Clemence Plumelet & Geoffrey Pascal: National Furniture Prize (Toulon)
For these two graduates of the Design Academy of Eindhoven in the Netherlands, this award is the first to be won. With their vision of contemporary design based on the exchange of know-how and generational memories, the two young designers approached the Mediterranean theme from several angles during their encounters. “The Mediterranean and its warm and swaying atmosphere […] comes in a project that we wanted to be rich in saturated colors and sophisticated materials” . But from travel to encounters, the project has been enriched to lean towards “more accurate materials, in keeping with the atmosphere that resides on the coast” . In the end, the project revolves around a space fulfilling the function of a lounge bar. The evocation of a poolside where the place and the objects animating it come into discussion. The result of a collaboration whose inspirations, both cinematographic (Jacques Derray’s swimming pool) and photographic (the shots of Slim Aarons) sign a space with a playful allure and timeless style according to the creators.
Edgar Jayet & Victor Fleury Ponsin: Grand Prix Design Parade Van Cleef & Arpels + Special Mention Eyes On Talents X Frame (Toulon)

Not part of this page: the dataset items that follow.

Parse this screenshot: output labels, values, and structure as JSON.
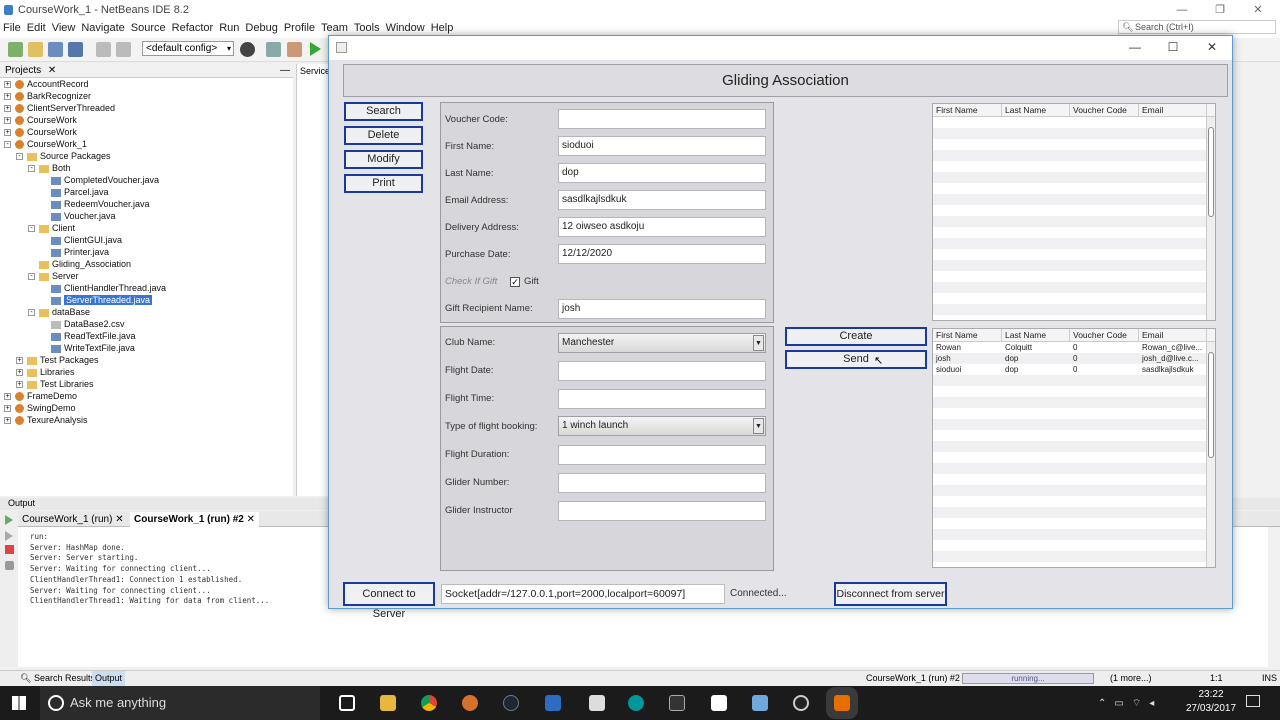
{
  "ide": {
    "title": "CourseWork_1 - NetBeans IDE 8.2",
    "menu": [
      "File",
      "Edit",
      "View",
      "Navigate",
      "Source",
      "Refactor",
      "Run",
      "Debug",
      "Profile",
      "Team",
      "Tools",
      "Window",
      "Help"
    ],
    "config": "<default config>",
    "search_placeholder": "Search (Ctrl+I)",
    "projects_tab": "Projects",
    "services_tab": "Services",
    "tree": [
      {
        "label": "AccountRecord",
        "depth": 0,
        "toggle": "+",
        "icon": "project"
      },
      {
        "label": "BarkRecognizer",
        "depth": 0,
        "toggle": "+",
        "icon": "project"
      },
      {
        "label": "ClientServerThreaded",
        "depth": 0,
        "toggle": "+",
        "icon": "project"
      },
      {
        "label": "CourseWork",
        "depth": 0,
        "toggle": "+",
        "icon": "project"
      },
      {
        "label": "CourseWork",
        "depth": 0,
        "toggle": "+",
        "icon": "project"
      },
      {
        "label": "CourseWork_1",
        "depth": 0,
        "toggle": "-",
        "icon": "project"
      },
      {
        "label": "Source Packages",
        "depth": 1,
        "toggle": "-",
        "icon": "folder"
      },
      {
        "label": "Both",
        "depth": 2,
        "toggle": "-",
        "icon": "package"
      },
      {
        "label": "CompletedVoucher.java",
        "depth": 3,
        "toggle": "",
        "icon": "java"
      },
      {
        "label": "Parcel.java",
        "depth": 3,
        "toggle": "",
        "icon": "java"
      },
      {
        "label": "RedeemVoucher.java",
        "depth": 3,
        "toggle": "",
        "icon": "java"
      },
      {
        "label": "Voucher.java",
        "depth": 3,
        "toggle": "",
        "icon": "java"
      },
      {
        "label": "Client",
        "depth": 2,
        "toggle": "-",
        "icon": "package"
      },
      {
        "label": "ClientGUI.java",
        "depth": 3,
        "toggle": "",
        "icon": "java"
      },
      {
        "label": "Printer.java",
        "depth": 3,
        "toggle": "",
        "icon": "java"
      },
      {
        "label": "Gliding_Association",
        "depth": 2,
        "toggle": "",
        "icon": "package"
      },
      {
        "label": "Server",
        "depth": 2,
        "toggle": "-",
        "icon": "package"
      },
      {
        "label": "ClientHandlerThread.java",
        "depth": 3,
        "toggle": "",
        "icon": "java"
      },
      {
        "label": "ServerThreaded.java",
        "depth": 3,
        "toggle": "",
        "icon": "java",
        "selected": true
      },
      {
        "label": "dataBase",
        "depth": 2,
        "toggle": "-",
        "icon": "package"
      },
      {
        "label": "DataBase2.csv",
        "depth": 3,
        "toggle": "",
        "icon": "file"
      },
      {
        "label": "ReadTextFile.java",
        "depth": 3,
        "toggle": "",
        "icon": "java"
      },
      {
        "label": "WriteTextFile.java",
        "depth": 3,
        "toggle": "",
        "icon": "java"
      },
      {
        "label": "Test Packages",
        "depth": 1,
        "toggle": "+",
        "icon": "folder"
      },
      {
        "label": "Libraries",
        "depth": 1,
        "toggle": "+",
        "icon": "folder"
      },
      {
        "label": "Test Libraries",
        "depth": 1,
        "toggle": "+",
        "icon": "folder"
      },
      {
        "label": "FrameDemo",
        "depth": 0,
        "toggle": "+",
        "icon": "project"
      },
      {
        "label": "SwingDemo",
        "depth": 0,
        "toggle": "+",
        "icon": "project"
      },
      {
        "label": "TexureAnalysis",
        "depth": 0,
        "toggle": "+",
        "icon": "project"
      }
    ],
    "output_title": "Output",
    "output_tabs": [
      "CourseWork_1 (run)",
      "CourseWork_1 (run) #2"
    ],
    "output_lines": [
      "run:",
      "Server: HashMap done.",
      "Server: Server starting.",
      "Server: Waiting for connecting client...",
      "ClientHandlerThread1: Connection 1 established.",
      "Server: Waiting for connecting client...",
      "ClientHandlerThread1: Waiting for data from client..."
    ],
    "status": {
      "search_results": "Search Results",
      "output": "Output",
      "run_label": "CourseWork_1 (run) #2",
      "progress_text": "running...",
      "more": "(1 more...)",
      "position": "1:1",
      "mode": "INS"
    }
  },
  "taskbar": {
    "cortana": "Ask me anything",
    "time": "23:22",
    "date": "27/03/2017"
  },
  "app": {
    "heading": "Gliding Association",
    "buttons": {
      "search": "Search",
      "delete": "Delete",
      "modify": "Modify",
      "print": "Print",
      "create": "Create",
      "send": "Send",
      "connect": "Connect to Server",
      "disconnect": "Disconnect from server"
    },
    "voucher": {
      "voucher_code_label": "Voucher Code:",
      "voucher_code": "",
      "first_name_label": "First Name:",
      "first_name": "sioduoi",
      "last_name_label": "Last Name:",
      "last_name": "dop",
      "email_label": "Email Address:",
      "email": "sasdlkajlsdkuk",
      "delivery_label": "Delivery Address:",
      "delivery": "12 oiwseo asdkoju",
      "purchase_label": "Purchase Date:",
      "purchase": "12/12/2020",
      "gift_check_label": "Check If Gift",
      "gift_label": "Gift",
      "recipient_label": "Gift Recipient Name:",
      "recipient": "josh"
    },
    "flight": {
      "club_label": "Club Name:",
      "club": "Manchester",
      "date_label": "Flight Date:",
      "date": "",
      "time_label": "Flight Time:",
      "time": "",
      "type_label": "Type of flight booking:",
      "type": "1 winch launch",
      "duration_label": "Flight Duration:",
      "duration": "",
      "glider_label": "Glider Number:",
      "glider": "",
      "instructor_label": "Glider Instructor",
      "instructor": ""
    },
    "table_columns": [
      "First Name",
      "Last Name",
      "Voucher Code",
      "Email"
    ],
    "table_rows": [
      [
        "Rowan",
        "Colquitt",
        "0",
        "Rowan_c@live..."
      ],
      [
        "josh",
        "dop",
        "0",
        "josh_d@live.c..."
      ],
      [
        "sioduoi",
        "dop",
        "0",
        "sasdlkajlsdkuk"
      ]
    ],
    "connection_info": "Socket[addr=/127.0.0.1,port=2000,localport=60097]",
    "connection_status": "Connected..."
  }
}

“In the dark, you can feel the wind, everything in this room breathes, you can let yourself go for a nap” , such is the project described by its creators, both students at the Camondo school in Paris. If for Edgar Jayet, design must mainly go through sensations and transdisciplinarity, Victor Fleury Ponsin for his part makes room for inter-creative dialogue and the understanding specific to each material. Two complementary approaches to contemporary design that have enabled the young winners to create “a project around memories and sensations”. The siesta, a Mediterranean institution, is transformed here into a worked space. “Our room is inhabited by shadow and traversed by the wind” . This is how moistened stone, plaster and a veil are enough to create a place free from glare and heat. The siesta, a habit of life materialized in a space where the long and hot afternoons subside in the calm of a rest.
Marc-Antoine Biehler & Amaury Graveleine: Visual Merchandising Prize (awarded by Chanel) and Audience Prize (Toulon)
“Questioning the existing, listening to the story of a need, anchoring and adapting to a place in the most natural way possible” . This is how today’s design resonates for Marc-Antoine Bielher and Amaury Graveleine. Graduates of interior architecture and object design at the Camondo school in Paris for the first, and interior architecture and space design at the Ecole Boulle in Paris for the second, the locality of knowledge and materials represents for them a response to needs. It is therefore a fact that “the beauty of the craftsmanship offers a more human architectural response” . If the Mediterranean is an evocation of the seaside, the duo has for its part chosen to register in the land. Holiday memories of their own, sometimes from shared moments? Between friends or family, sometimes readings of Pagnol or films, a project was born combining freedom and carefree moments experienced as a child. A project where a parasol and table inlaid with olive pits recall this Provençal atmosphere with humour.